The UUP are propagating "further the myth that republicans are mainly to blame for the sectarian violence in North Belfast when it is clear that Sinn Féin is using its best efforts to curb response to loyalist provocation.

"Trimble has failed for years to give real leadership, to provide a dynamic focus for a progressive unionist approach towards the new political institutions of Northern Ireland and the power sharing intentions of the Good Friday Agreement."

Meanwhile, the editor of the Newsletter was on the horns of a dilemma. Entitled "politics is the art of the possible", the editorial posed the question "why should a constitutional party absolutely dedicated to exclusively peaceful means have to commit political suicide to sustain in government the associates of a terrorist organisation still active?"

Of course Ulster Unionists have never been 'dedicated to exclusively peaceful means' but merely relied upon state violence, as the first, and loyalism as the last, resort, to do their dirty work.

But more interestingly, by posing a question, the editor of the Newsletter sidesteps away from a statement of support. He is desperately trying to get to grips with the UUP's position, but it's untenable and he knows it. "Realistically there is little chance of the Ulster Unionists demands on decommissioning and disbandment being fulfilled."

So if, as everyone appears to recognise, the UUP's proposals are as Brian Feeney of the Irish News calls "an early letter to Santa" just what is going on?

The Ulster Unionist Party has halted the peace process, concluded Niall Stanage, writing in the British Guardian. "The unionist position is absurd. It seeks to block political progress until the members of the UUP are satisfied with the behaviour of Sinn Fein and the IRA."

"There is not the remotest possibility of leading UUP dissidents such as Jeffery Donaldson and David Burnside declaring themselves happy with republicans, now, in January or at any other time."

But as Stanage recognises that's not really what it is all about. "The Ulster Unionists current manoeuvrings have nothing to do with forcing the IRA's hand. They are a cover for getting out of the power sharing government..."

"No one has ever claimed Jeffery Donaldson was stupid," writes Pat McArt, "so we can take it as read when he demanded that either the IRA disband before Christmas or the Executive be brought down in January, he knew which was going to happen."
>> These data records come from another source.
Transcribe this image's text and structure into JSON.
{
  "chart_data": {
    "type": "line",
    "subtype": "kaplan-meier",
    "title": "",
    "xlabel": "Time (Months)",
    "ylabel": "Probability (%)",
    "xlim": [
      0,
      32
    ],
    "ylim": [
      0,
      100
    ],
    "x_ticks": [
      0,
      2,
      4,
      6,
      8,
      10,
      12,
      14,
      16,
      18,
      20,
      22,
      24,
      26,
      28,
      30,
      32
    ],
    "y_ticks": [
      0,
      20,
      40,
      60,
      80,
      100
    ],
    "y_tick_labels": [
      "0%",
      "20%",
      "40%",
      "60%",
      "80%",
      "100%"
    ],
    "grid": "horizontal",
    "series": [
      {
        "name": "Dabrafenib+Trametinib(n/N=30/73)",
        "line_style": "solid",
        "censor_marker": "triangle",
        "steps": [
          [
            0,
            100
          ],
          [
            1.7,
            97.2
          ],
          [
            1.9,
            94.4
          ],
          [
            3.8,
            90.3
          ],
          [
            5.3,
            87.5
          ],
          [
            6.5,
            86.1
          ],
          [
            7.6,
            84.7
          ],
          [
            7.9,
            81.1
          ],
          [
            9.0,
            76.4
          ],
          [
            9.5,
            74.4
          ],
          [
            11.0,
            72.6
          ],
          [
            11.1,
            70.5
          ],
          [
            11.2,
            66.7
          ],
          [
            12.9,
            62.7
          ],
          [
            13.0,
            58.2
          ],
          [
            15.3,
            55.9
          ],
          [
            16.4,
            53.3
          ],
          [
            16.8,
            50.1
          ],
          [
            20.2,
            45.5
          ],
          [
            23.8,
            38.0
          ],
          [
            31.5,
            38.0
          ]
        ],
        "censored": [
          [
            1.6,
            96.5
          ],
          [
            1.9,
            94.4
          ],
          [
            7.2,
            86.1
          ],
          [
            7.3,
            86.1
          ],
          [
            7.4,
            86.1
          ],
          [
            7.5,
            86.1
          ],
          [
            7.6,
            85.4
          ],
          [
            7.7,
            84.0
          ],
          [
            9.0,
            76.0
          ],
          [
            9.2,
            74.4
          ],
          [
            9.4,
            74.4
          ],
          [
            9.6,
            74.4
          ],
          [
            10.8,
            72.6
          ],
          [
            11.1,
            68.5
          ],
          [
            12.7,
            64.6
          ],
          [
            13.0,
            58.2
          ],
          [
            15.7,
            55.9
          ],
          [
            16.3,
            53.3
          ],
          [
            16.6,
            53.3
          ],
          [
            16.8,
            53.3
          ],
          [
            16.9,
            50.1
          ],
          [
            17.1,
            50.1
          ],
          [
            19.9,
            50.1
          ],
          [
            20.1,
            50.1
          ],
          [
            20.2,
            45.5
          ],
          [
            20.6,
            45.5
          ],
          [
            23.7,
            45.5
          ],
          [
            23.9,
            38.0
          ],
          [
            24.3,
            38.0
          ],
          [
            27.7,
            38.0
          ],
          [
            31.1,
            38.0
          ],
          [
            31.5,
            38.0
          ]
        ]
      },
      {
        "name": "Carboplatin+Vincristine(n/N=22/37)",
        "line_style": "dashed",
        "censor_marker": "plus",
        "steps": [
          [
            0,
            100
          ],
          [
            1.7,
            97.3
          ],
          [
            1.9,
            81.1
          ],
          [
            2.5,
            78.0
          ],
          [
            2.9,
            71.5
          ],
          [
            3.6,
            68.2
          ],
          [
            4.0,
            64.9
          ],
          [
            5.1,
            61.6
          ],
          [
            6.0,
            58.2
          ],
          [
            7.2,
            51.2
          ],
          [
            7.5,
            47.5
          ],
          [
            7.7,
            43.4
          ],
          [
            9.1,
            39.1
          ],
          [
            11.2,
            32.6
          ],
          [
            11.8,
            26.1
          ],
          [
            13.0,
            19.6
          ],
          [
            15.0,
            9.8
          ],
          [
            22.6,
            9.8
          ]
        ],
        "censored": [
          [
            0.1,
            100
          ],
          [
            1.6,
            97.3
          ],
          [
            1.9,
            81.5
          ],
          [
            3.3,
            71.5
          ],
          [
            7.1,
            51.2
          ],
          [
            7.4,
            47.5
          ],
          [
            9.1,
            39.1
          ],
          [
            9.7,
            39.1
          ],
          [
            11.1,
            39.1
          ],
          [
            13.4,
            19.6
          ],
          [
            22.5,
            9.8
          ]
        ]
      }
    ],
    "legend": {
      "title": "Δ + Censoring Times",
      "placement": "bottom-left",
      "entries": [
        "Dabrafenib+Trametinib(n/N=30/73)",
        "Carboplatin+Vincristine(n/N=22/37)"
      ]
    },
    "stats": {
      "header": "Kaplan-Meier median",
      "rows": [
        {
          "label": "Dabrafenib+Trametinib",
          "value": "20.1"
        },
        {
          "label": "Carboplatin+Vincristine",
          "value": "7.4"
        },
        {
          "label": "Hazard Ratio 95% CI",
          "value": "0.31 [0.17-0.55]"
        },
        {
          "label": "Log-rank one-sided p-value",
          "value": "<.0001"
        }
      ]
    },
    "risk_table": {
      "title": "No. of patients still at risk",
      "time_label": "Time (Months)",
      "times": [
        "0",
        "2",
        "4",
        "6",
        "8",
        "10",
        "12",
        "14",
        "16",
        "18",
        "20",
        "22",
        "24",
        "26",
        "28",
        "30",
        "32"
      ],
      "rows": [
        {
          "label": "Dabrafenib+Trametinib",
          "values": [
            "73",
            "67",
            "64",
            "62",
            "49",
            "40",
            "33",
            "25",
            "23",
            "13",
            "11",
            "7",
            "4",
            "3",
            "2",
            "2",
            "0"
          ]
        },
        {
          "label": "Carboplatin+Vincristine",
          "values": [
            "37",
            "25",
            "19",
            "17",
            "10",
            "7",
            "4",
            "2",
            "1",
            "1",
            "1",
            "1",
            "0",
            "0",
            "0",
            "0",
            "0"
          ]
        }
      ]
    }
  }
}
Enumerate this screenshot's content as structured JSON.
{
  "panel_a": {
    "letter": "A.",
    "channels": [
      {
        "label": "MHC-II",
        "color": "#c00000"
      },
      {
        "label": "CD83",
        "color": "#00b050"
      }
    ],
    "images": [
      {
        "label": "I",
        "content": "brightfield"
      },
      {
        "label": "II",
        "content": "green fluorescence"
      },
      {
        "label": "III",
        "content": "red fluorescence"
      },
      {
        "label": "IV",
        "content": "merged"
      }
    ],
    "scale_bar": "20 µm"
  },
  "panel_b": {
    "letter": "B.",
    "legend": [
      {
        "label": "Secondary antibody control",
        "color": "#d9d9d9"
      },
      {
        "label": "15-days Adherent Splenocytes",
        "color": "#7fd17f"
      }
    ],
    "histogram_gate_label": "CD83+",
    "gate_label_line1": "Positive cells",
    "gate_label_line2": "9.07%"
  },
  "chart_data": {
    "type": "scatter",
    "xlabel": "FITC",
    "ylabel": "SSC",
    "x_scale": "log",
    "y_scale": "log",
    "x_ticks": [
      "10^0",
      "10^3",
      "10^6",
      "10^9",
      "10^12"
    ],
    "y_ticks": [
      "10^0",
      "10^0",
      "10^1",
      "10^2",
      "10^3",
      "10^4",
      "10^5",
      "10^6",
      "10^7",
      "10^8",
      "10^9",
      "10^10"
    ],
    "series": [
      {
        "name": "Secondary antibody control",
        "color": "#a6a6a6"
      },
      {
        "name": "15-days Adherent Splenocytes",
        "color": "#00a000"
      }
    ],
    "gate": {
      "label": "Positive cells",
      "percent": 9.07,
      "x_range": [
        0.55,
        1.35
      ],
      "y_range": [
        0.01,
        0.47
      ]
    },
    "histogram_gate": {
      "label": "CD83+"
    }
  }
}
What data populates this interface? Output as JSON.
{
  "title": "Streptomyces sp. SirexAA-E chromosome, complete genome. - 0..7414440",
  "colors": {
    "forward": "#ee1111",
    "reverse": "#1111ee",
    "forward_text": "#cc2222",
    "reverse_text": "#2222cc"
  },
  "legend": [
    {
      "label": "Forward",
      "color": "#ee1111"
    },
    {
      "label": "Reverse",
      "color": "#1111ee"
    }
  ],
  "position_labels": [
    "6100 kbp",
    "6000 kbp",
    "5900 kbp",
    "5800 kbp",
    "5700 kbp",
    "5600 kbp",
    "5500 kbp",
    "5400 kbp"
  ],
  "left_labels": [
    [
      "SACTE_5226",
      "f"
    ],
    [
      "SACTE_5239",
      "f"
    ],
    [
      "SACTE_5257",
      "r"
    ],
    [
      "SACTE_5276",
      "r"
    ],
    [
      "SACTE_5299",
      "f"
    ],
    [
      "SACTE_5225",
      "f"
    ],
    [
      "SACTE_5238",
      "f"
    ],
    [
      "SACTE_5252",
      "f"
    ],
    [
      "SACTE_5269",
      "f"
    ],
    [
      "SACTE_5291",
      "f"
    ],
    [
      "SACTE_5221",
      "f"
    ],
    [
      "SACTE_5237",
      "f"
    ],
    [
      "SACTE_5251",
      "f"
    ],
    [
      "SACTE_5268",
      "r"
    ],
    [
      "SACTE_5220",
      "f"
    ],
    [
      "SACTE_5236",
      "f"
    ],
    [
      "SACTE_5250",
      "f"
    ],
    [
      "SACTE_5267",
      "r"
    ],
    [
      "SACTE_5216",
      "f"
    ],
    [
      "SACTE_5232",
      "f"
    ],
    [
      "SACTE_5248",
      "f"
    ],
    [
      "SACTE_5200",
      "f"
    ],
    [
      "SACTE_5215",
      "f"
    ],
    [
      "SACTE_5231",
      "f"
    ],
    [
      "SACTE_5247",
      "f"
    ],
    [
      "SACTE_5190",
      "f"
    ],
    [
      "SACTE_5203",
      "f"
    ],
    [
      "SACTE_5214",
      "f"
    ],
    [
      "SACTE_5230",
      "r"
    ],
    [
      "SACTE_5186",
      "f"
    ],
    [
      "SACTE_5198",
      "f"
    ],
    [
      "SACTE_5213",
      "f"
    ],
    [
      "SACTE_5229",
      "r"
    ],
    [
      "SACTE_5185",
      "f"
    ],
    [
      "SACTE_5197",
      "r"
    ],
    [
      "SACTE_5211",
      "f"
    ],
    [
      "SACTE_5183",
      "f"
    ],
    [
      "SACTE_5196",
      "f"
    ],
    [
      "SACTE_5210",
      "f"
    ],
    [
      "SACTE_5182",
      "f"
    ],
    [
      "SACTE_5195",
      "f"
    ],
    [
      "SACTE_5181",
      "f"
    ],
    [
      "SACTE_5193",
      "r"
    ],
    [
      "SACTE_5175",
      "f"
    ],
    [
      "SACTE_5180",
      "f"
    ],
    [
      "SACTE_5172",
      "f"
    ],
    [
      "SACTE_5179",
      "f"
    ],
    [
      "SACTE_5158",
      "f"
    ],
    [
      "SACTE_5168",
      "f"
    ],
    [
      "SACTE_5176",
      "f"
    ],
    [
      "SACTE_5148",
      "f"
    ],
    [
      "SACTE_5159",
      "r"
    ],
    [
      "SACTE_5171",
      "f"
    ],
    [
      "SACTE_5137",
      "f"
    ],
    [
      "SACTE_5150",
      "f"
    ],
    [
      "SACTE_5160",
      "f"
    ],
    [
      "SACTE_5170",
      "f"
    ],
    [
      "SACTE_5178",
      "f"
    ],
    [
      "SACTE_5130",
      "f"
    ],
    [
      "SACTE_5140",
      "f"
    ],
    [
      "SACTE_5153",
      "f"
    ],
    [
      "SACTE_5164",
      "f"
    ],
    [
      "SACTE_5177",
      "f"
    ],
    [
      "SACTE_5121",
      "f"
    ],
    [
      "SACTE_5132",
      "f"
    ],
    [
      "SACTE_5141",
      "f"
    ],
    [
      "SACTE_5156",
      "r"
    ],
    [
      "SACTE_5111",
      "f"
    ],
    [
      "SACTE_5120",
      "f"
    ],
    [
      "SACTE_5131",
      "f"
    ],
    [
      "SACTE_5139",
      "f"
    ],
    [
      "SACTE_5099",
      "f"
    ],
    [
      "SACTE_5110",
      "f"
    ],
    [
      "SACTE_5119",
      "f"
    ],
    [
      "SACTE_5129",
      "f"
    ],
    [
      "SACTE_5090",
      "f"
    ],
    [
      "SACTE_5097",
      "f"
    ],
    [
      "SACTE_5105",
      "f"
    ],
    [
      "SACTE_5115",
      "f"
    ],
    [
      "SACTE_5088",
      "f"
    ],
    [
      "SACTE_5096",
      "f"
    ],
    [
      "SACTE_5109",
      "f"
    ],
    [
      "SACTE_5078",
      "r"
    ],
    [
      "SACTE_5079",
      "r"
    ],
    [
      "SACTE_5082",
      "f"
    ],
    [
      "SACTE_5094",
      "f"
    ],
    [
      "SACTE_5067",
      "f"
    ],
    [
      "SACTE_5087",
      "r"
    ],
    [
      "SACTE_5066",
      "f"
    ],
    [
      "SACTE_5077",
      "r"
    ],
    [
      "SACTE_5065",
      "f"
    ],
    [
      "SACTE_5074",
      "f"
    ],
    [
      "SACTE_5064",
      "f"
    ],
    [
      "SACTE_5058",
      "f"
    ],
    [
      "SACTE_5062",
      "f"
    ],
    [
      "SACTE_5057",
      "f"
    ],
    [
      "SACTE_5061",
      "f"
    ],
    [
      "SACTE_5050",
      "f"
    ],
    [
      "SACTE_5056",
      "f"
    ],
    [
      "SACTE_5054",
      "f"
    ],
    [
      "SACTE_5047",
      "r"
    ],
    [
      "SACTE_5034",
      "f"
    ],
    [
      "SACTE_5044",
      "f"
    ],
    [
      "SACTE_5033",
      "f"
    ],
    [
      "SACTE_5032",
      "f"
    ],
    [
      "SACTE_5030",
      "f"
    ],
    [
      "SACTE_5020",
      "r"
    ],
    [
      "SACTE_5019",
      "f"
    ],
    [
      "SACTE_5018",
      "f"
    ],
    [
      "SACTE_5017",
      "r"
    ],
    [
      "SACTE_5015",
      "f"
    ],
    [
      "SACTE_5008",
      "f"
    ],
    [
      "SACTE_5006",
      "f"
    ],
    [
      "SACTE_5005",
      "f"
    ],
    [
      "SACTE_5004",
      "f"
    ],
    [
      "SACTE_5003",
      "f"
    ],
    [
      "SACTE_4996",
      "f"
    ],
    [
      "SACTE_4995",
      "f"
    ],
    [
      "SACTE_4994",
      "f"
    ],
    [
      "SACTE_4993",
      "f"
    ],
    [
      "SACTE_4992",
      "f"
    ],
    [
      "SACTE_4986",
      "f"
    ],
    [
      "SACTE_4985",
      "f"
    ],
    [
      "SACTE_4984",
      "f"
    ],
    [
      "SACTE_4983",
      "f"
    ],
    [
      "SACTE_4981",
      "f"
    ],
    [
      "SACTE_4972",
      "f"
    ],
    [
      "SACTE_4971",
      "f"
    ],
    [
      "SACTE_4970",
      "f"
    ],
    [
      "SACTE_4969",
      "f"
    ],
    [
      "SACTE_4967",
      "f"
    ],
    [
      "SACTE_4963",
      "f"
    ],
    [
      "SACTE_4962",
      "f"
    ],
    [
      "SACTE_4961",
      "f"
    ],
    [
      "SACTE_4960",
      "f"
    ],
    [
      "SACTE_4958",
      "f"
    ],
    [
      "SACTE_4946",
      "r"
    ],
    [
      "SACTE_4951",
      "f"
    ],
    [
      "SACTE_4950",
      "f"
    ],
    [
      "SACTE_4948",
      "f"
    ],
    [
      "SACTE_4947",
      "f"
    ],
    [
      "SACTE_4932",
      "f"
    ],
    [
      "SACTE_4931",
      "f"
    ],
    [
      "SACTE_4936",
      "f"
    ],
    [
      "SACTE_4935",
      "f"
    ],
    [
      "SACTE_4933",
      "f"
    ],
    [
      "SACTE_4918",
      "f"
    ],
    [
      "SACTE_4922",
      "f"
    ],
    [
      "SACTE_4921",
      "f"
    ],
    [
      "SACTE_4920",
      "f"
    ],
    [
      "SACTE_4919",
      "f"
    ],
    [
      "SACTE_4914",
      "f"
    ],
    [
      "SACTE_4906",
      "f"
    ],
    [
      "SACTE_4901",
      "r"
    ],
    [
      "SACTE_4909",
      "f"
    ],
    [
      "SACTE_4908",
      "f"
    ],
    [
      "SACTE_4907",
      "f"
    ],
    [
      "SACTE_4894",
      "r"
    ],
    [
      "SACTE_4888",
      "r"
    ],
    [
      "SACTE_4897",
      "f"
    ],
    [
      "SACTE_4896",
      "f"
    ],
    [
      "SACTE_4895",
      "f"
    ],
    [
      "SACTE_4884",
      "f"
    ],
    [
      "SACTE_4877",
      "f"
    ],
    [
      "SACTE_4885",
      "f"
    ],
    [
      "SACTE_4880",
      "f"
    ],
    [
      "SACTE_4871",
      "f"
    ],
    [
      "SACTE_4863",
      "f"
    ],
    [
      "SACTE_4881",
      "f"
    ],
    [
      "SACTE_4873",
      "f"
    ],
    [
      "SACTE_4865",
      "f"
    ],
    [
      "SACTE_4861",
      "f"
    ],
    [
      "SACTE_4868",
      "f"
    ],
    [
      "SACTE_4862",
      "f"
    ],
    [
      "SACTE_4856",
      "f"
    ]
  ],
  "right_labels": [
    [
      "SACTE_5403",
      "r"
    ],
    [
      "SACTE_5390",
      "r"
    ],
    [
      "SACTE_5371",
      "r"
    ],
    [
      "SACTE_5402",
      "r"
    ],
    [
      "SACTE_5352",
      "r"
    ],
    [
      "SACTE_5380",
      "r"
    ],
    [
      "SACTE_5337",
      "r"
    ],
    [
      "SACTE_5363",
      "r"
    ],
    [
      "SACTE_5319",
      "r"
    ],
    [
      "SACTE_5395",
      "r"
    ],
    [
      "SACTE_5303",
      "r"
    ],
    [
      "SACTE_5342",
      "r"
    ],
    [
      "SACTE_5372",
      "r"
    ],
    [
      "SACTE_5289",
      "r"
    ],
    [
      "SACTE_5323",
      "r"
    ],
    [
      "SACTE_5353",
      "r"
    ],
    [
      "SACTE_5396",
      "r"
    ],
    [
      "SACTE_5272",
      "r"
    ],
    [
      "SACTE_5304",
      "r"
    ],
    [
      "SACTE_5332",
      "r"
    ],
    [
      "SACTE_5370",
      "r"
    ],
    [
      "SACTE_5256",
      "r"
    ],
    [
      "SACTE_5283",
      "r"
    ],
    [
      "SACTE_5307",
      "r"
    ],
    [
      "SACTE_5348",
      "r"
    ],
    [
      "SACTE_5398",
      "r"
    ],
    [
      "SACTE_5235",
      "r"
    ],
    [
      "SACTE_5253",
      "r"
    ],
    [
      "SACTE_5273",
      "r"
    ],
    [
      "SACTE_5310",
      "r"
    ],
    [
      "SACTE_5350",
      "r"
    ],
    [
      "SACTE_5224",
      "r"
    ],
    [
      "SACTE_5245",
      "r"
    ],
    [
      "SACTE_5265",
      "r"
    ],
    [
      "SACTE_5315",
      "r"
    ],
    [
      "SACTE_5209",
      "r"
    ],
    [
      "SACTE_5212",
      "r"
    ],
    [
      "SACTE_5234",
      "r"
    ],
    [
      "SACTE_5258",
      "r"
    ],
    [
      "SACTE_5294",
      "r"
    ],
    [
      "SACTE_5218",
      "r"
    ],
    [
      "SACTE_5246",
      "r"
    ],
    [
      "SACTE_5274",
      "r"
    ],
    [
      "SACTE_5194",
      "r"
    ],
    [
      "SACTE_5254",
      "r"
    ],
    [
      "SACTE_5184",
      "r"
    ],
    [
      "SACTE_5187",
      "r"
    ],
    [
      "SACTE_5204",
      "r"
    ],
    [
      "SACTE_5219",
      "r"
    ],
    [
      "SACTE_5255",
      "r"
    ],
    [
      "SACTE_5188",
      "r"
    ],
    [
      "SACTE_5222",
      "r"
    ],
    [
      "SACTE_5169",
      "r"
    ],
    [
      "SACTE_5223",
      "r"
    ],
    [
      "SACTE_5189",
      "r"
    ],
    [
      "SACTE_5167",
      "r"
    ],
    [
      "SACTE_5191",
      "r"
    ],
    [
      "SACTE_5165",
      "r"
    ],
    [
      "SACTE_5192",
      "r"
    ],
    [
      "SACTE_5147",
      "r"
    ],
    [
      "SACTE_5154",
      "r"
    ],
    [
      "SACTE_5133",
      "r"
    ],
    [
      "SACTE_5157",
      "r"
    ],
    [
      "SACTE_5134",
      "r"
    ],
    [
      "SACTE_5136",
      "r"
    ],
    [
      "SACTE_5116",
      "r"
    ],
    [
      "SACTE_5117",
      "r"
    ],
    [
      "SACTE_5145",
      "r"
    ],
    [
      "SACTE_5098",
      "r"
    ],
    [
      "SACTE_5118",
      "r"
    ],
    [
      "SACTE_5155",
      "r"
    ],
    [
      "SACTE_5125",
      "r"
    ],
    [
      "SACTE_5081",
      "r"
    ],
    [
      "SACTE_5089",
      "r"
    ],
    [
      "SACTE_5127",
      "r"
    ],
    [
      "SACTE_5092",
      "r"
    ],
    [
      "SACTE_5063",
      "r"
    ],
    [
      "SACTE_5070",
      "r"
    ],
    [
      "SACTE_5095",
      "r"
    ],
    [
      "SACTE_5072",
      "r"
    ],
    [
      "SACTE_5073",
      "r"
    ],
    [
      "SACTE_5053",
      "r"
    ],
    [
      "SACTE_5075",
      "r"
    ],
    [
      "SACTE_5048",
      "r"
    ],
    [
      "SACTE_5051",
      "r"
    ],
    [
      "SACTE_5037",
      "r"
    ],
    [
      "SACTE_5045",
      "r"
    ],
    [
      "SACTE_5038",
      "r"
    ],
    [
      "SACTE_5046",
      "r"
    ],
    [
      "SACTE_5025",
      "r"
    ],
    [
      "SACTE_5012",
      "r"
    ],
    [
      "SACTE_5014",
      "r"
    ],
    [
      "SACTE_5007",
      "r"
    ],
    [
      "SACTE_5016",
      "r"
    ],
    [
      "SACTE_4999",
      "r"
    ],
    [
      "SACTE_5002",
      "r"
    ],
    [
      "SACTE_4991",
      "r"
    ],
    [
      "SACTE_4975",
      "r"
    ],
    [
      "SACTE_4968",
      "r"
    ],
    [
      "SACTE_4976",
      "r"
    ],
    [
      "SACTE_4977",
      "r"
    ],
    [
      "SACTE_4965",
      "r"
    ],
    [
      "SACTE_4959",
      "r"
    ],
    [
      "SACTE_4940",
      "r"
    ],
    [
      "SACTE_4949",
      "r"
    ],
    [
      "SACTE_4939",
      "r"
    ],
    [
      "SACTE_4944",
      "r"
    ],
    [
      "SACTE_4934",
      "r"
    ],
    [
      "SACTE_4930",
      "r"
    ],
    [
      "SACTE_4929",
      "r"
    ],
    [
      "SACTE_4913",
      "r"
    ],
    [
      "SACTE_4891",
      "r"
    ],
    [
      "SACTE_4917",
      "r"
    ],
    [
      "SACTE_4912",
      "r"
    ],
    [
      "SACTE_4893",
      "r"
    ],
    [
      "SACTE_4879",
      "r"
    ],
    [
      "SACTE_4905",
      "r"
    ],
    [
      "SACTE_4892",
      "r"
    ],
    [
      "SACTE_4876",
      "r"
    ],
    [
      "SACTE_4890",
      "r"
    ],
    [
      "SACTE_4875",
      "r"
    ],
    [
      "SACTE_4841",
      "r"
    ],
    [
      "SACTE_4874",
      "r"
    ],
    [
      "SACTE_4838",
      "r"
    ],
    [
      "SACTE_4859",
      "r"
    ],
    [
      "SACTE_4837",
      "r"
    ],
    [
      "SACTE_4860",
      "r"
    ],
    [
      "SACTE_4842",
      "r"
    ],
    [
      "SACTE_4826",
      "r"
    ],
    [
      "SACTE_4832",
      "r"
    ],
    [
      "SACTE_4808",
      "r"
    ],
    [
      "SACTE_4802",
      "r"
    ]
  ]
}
"The real agenda was, therefore, not disbandment but the ending of the power sharing arrangement that is the Good Friday Agreement. Nationalism believes that unionism still baulks at power sharing, that it harks back to those halcyon days of Carson and Craigavon when no one would have a Catholic about the place."

Sinn Fein's Gerry Adams put it more politely, "unionists are not yet up to the challenge of managing change with the rest of us," Adams told the media, "but the rest of us can't wait."